There are two examples where you're playing an outright villain.
1. Saints Row 2
You're playing a violent and ambitious criminal mastermind looking to control your hometown and murdering anyone and everyone in your way. You're fiercely loyal to your crew, and them to you. My favorite moment in the game is when you coldly watched your best friend brutally beat a teenager at a cemetery for interrupting his wife's funeral and helped him put the kid into a recently emptied casket and bury him alive.
2. Final Fantasy Tactics Advance
You're trapped in a final fantasy themed world along with your friends and your families. The world is a place where all of your friends are happier, healthier, and have a sense of purpose. But it's escapism, and you're determined to destroy the illusion and get them to face reality. In doing so, you have to destroy the world.

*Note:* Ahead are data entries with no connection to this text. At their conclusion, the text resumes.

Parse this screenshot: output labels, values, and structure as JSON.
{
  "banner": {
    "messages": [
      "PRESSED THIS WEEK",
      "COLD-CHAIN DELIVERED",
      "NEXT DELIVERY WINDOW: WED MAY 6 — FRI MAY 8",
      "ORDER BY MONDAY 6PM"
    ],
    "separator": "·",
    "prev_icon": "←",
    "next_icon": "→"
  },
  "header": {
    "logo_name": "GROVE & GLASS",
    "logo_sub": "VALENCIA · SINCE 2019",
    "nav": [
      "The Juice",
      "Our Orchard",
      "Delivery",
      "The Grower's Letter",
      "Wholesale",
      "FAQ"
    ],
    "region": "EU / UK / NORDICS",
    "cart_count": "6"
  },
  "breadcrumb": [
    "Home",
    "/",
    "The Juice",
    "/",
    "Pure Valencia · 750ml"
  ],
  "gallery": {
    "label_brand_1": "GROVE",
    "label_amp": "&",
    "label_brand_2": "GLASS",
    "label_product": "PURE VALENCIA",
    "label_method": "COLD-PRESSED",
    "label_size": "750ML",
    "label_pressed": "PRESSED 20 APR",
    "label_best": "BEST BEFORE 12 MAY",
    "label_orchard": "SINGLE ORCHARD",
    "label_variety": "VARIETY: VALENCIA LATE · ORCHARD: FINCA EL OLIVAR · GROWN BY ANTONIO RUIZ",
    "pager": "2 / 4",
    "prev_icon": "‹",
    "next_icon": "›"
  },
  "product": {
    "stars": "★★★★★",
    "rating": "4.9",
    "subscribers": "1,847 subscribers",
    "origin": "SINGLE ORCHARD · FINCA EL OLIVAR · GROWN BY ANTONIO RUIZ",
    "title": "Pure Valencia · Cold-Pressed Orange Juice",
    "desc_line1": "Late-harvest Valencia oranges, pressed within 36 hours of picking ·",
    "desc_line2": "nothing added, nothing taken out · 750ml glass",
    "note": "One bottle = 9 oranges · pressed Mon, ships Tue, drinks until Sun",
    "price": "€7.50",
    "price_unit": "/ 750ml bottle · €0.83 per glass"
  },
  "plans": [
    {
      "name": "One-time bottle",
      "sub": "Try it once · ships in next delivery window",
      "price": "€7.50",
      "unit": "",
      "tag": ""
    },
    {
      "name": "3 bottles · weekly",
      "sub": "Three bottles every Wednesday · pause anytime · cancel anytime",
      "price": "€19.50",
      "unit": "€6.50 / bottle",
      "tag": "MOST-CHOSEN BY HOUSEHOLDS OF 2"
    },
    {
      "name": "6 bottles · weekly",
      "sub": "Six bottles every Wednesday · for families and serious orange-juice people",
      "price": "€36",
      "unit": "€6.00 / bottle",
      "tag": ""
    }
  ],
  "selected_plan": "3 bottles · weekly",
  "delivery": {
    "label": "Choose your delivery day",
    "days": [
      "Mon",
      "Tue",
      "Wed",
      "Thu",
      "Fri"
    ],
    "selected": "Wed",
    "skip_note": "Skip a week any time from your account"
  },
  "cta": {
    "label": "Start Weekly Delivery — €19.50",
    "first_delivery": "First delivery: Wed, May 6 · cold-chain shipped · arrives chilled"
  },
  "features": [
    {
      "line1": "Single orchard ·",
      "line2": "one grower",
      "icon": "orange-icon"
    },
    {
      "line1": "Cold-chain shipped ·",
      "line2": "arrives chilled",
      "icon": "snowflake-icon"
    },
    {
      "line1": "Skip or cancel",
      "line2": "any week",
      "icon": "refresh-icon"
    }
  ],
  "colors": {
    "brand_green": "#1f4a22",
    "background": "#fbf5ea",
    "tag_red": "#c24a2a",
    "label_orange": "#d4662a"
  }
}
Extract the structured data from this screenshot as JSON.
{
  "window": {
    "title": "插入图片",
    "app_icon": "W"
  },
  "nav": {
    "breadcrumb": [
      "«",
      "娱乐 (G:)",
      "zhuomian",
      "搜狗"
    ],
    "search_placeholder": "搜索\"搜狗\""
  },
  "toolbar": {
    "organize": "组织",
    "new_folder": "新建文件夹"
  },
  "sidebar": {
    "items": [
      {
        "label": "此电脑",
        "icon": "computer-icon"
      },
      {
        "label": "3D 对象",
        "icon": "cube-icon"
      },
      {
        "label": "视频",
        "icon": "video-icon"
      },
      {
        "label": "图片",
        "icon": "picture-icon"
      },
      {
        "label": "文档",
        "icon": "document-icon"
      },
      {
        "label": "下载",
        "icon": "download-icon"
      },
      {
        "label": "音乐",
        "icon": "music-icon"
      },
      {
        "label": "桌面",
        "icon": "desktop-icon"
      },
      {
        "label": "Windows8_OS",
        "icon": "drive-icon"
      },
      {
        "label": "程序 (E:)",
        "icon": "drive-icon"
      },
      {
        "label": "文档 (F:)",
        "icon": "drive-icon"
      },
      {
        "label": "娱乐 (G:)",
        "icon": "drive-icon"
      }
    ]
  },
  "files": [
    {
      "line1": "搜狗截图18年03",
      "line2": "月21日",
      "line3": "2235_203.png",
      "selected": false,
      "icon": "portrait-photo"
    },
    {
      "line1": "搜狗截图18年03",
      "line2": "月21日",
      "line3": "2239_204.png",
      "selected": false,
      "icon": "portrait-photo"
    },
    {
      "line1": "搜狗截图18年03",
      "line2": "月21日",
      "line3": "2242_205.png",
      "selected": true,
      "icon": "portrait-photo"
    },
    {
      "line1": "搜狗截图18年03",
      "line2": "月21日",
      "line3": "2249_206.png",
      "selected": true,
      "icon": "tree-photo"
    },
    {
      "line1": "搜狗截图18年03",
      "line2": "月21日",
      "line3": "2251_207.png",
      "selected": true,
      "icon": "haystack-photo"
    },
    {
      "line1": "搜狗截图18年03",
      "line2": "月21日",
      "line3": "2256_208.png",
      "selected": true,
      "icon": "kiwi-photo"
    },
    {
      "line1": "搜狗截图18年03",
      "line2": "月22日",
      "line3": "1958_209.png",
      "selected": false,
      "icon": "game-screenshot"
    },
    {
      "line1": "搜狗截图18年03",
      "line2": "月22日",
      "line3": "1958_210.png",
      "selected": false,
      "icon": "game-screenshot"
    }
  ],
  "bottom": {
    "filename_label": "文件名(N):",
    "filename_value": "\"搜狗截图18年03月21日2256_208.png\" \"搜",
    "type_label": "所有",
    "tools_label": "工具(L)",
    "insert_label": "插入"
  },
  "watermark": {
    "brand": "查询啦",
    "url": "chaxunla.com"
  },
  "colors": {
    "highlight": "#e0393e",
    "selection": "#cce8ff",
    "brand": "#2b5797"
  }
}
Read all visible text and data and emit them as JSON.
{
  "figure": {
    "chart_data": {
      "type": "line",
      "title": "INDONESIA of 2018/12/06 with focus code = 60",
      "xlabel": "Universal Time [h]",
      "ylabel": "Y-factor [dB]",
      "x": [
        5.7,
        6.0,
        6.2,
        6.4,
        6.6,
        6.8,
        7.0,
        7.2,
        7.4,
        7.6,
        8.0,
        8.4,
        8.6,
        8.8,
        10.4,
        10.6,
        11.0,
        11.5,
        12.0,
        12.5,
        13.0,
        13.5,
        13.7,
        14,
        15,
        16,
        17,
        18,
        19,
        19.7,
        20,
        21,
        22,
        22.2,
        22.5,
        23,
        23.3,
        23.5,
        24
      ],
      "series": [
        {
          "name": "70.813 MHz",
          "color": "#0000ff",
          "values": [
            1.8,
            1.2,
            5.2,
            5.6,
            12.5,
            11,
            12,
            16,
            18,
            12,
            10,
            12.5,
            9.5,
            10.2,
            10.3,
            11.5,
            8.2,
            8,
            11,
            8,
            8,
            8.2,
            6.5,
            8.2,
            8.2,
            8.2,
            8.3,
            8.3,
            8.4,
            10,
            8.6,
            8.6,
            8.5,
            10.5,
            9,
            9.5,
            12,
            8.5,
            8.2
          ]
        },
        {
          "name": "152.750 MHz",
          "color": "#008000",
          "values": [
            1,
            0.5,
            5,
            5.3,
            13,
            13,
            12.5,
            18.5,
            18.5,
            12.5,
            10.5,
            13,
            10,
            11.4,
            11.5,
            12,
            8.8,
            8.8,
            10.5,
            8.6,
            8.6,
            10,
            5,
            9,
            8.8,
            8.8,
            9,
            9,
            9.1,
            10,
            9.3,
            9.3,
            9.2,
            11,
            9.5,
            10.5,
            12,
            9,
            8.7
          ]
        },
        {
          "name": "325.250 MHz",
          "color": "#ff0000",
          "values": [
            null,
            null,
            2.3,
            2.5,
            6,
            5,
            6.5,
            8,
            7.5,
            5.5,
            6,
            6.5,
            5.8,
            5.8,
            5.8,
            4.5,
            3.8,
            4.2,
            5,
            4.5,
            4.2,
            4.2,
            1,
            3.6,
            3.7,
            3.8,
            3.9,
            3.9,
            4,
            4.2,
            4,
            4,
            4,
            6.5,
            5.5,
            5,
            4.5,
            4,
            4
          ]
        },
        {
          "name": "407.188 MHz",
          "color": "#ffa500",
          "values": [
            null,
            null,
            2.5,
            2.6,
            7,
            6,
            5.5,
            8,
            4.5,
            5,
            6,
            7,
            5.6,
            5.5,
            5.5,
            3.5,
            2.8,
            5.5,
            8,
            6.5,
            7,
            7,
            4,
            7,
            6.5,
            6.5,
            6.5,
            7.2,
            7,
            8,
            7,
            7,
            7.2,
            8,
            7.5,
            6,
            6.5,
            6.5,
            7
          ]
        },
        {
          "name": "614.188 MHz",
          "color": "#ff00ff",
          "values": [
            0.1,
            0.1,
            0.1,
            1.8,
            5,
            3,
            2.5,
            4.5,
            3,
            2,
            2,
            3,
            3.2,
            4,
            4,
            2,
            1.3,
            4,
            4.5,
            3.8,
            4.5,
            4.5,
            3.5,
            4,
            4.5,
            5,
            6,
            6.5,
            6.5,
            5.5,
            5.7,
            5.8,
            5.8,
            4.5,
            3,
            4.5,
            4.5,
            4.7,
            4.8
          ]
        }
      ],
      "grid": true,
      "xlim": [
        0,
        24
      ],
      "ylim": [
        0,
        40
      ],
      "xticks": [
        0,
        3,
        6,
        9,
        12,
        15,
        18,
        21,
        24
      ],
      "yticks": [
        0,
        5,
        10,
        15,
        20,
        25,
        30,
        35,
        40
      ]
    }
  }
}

As for games where you were the bad guy all along (Bioshock Infinite, Spec Ops: The Line, TLOU2) are straight railroading, pure and simple. They admonish you for wanting to see how the story ends and call you a monster for "being a murderer". You are given no choices of getting through the game non-lethally. You're only allowed to run and hide, which doesn't change the ending or make you less of a monster. People get to crit health and start begging for their lives. If you do spare them, they get back up and try to kill you. The game screams at you to use the White Phosphorus and tells you THERE'S NO OTHER WAY. So you do. Then the game asks, HOW COULD YOU? THE WHITE PHOSPHORUS IS A WAR CRIME! YOU MONSTER.
So the game railroads you. Then blames you for being railroaded. Then the developers say there is a way to get a better ending. Put the game down. Fuck you. Give me a refund, then.